Transformations vs actions in Apache Spark - Performance Comparison
When working with Apache Spark, it is important to understand how time grows when using transformations and actions.
We want to see how the number of operations changes as data size grows for these two types of operations.
Analyze the time complexity of the following code snippet.
val data = spark.read.textFile("data.txt")
val words = data.flatMap(line => line.split(" "))
val filtered = words.filter(word => word.length > 3)
val counts = filtered.map(word => (word, 1)).reduceByKey(_ + _)
val result = counts.collect()
This code reads text, splits lines into words, filters words, counts them, and collects the result.
Identify the loops, recursion, array traversals that repeat.
- Primary operation: Each transformation (flatMap, filter, map, reduceByKey) processes all data elements once.
- How many times: Transformations are lazy and only run once when the action (collect) is called.
As input size grows, each transformation touches every element once before the action triggers execution.
| Input Size (n) | Approx.
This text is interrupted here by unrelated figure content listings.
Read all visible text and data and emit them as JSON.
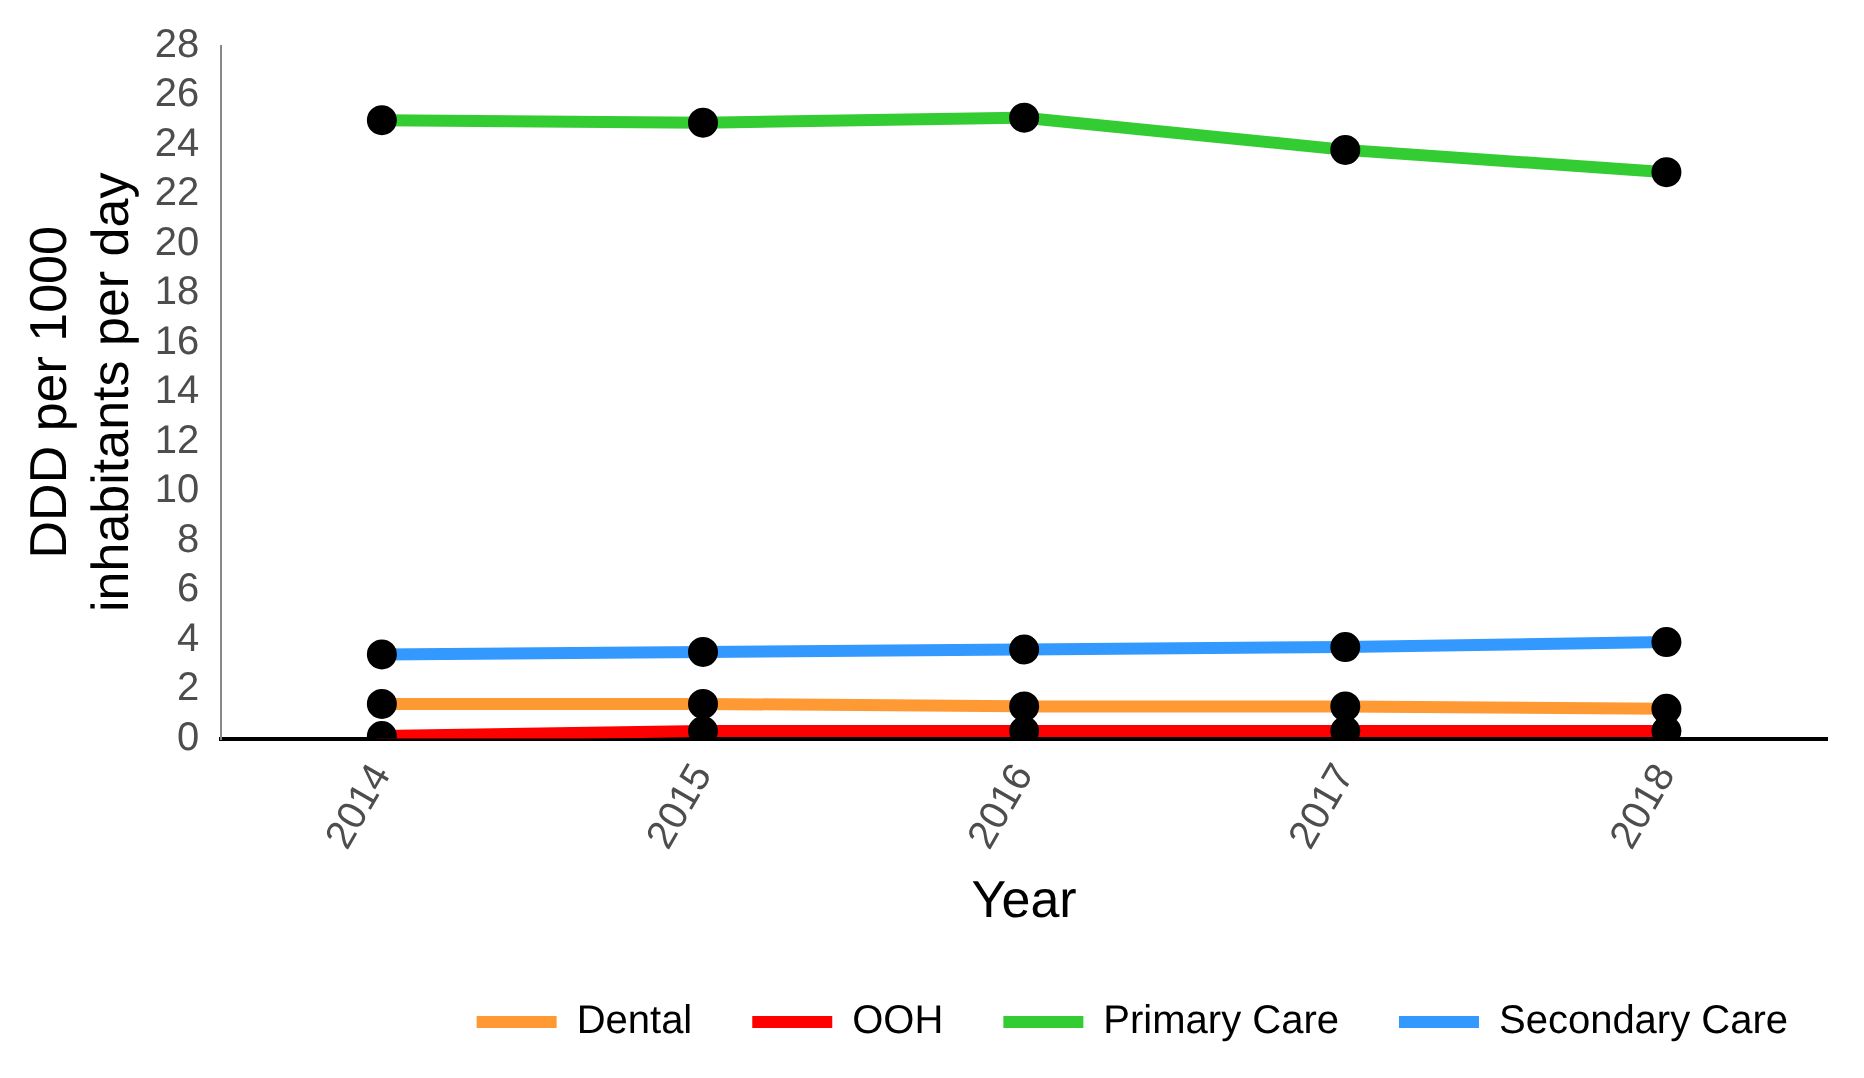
{
  "chart_data": {
    "type": "line",
    "xlabel": "Year",
    "ylabel": "DDD per 1000 inhabitants per day",
    "categories": [
      "2014",
      "2015",
      "2016",
      "2017",
      "2018"
    ],
    "series": [
      {
        "name": "Dental",
        "color": "#ff9933",
        "values": [
          1.4,
          1.4,
          1.3,
          1.3,
          1.2
        ]
      },
      {
        "name": "OOH",
        "color": "#ff0000",
        "values": [
          0.1,
          0.3,
          0.3,
          0.3,
          0.3
        ]
      },
      {
        "name": "Primary Care",
        "color": "#33cc33",
        "values": [
          25.0,
          24.9,
          25.1,
          23.8,
          22.9
        ]
      },
      {
        "name": "Secondary Care",
        "color": "#3399ff",
        "values": [
          3.4,
          3.5,
          3.6,
          3.7,
          3.9
        ]
      }
    ],
    "ylim": [
      0,
      28
    ],
    "yticks": [
      0,
      2,
      4,
      6,
      8,
      10,
      12,
      14,
      16,
      18,
      20,
      22,
      24,
      26,
      28
    ],
    "grid": false,
    "legend": "bottom",
    "marker": "circle",
    "line_style": "solid"
  }
}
Operations |
|---|---|
| 10 | About 4 * 10 = 40 operations |
| 100 | About 4 * 100 = 400 operations |
| 1000 | About 4 * 1000 = 4000 operations |
Pattern observation: Operations grow roughly linearly with input size, multiplied by the number of transformations.
Time Complexity: O(n)
This means the total work grows in direct proportion to the amount of data processed.
[X] Wrong: "Transformations run immediately and multiply the time cost each time they appear."
[OK] Correct: Transformations are lazy and only run once when an action triggers execution, so they do not multiply time cost by themselves.
Understanding how transformations and actions affect execution time helps you explain Spark job performance clearly and confidently.
"What if we replaced collect() with count()? How would the time complexity change?"